Collective intelligence, as described in different posts of this blog, can be used in many different areas. In the end, it is about taking advantage of a group’s potential to solve a problem, propose new ideas, etc. regardless of the area of application. It is not strange therefore that collective intelligence has been used in an area as relevant today as cybersecurity.
A concrete case of this use of collective intelligence (for good) in the world of cybersecurity is the case of the “Coinficker Working Group”.
In November 2008, the first version of a malware (a worm) called Conficker was detected. This malware, which exploited a vulnerability of different versions of Windows operating system, infected millions of machines by incorporating them into a botnet (a network of computers that can be controlled by an attacker remotely).
The malware, every so often, connected to a series of top-level domains (.com, .biz, etc.) to receive instructions, update or download files. Only on some of these websites the malware received such instructions (the rest was a decoy). If these domains were blocked, malware activity would be blocked.
The real intention of the author was never known, although different experts said that the botnet had the capacity to cause serious damage, not only to Internet users, but also to companies, governments or even critical infrastructures. This malware came to have up to 5 versions, in each of which it incorporated new “features”: improvements in its form of propagation, P2P connection with other infected machines, incorporation of adware, etc.
Conficker, like it happened recently with the Wannacry ransomware, took advantage of a vulnerability for which Microsoft had recently published a patch. Those who did not have their operating system updated could be infected.
The beginning of the solution
Although the definitive solution for this malware was a tool developed by Microsoft that eliminated malware and updated the operating system by installing the corresponding patch, the first reaction came from a group of professionals in the cybersecurity area.
Different experts from Microsoft, ICANN, university researchers, private companies (like Symantec) and even governments (specifically the Chinese government), some from their jobs and others in their free time, got organized to stop the advance of Conficker. The group then did the following:
- Identify the domains to which Conficker tried to connect and block them (this was possible thanks to the involvement of ICANN and other companies dedicated to domain registration).
- If the domain that was trying to contact Conficker was already registered, that domain had to be investigated. Was it legitimate or not? In case of not being, it was blocked.
- Many times, the domain investigated was dedicated to distribute other malware or spam. In these cases, these domains were also blocked.
- If the domain Conficker was trying to connect to was not registered, the group registered it to control it.
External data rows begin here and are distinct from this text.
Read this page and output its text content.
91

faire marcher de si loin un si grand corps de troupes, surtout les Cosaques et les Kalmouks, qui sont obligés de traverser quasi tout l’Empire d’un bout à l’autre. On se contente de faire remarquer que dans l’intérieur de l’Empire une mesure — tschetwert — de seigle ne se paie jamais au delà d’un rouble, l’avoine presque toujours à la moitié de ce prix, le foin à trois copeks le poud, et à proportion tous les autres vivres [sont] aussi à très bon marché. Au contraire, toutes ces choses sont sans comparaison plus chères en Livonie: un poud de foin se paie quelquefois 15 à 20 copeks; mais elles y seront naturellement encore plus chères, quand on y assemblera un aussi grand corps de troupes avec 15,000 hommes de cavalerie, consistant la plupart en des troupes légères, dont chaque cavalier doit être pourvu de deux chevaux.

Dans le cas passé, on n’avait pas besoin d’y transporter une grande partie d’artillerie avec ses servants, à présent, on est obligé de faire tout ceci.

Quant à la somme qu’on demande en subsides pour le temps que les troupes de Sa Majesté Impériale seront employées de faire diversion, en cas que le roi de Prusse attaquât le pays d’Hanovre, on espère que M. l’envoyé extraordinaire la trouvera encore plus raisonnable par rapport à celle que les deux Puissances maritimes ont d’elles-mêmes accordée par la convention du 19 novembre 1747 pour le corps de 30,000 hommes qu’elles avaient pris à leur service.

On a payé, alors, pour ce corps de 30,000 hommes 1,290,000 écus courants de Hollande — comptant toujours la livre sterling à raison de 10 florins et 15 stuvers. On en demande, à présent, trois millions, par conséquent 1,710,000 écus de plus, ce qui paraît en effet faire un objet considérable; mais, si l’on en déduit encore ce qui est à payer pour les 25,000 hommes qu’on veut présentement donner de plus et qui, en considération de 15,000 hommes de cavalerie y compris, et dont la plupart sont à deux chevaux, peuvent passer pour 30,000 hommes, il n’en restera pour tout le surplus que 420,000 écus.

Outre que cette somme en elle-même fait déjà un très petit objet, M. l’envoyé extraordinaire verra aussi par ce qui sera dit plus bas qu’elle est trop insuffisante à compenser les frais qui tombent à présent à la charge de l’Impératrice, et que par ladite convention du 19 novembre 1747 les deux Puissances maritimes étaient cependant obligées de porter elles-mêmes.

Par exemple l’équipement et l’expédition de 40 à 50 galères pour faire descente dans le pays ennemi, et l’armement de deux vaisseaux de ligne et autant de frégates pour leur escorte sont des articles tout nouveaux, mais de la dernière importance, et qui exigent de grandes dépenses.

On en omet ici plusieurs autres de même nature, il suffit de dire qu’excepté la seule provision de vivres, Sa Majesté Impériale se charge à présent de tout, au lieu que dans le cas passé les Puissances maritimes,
They also created a small program that advised the users if their computer was infected. The group realise could not overcome the malware by itself, but it was important to involve each of the users (as far as possible).
Later Microsoft published the tool that eliminated the malware, at the same time that it installed the patch that avoided Conficker installation.
The work they did was not easy and sometimes they almost gave up. Coordination and relationship between team members were not easy either (sometimes influenced by external factors such as the media). In any case, the success of the group was considerable and its results and actions appear in a document that they developed some time later: “Conficker Working Group: Lessons learned”. They also created a wiki where the published news about its work.
From the crowdsourcing and collective intelligence perspective
From the crowdsourcing point of view, members of this group performed HITs (“Human Intelligence Tasks”): a very specific task that a computer cannot perform automatically because it needs human intervention.
Regarding the crowdsourcer, the initiative did not come from a specific company/organization/person as an open call, but emerged in a more general way. This in turn, generated some problems since there was no clear responsible to mark certain lines. There were problems related, for example, with the relationship with the media, etc.
Nor was there a tangible reward, but in this case we could say that what moved the crowd was a mixture of “glory” and “love” (following Malone).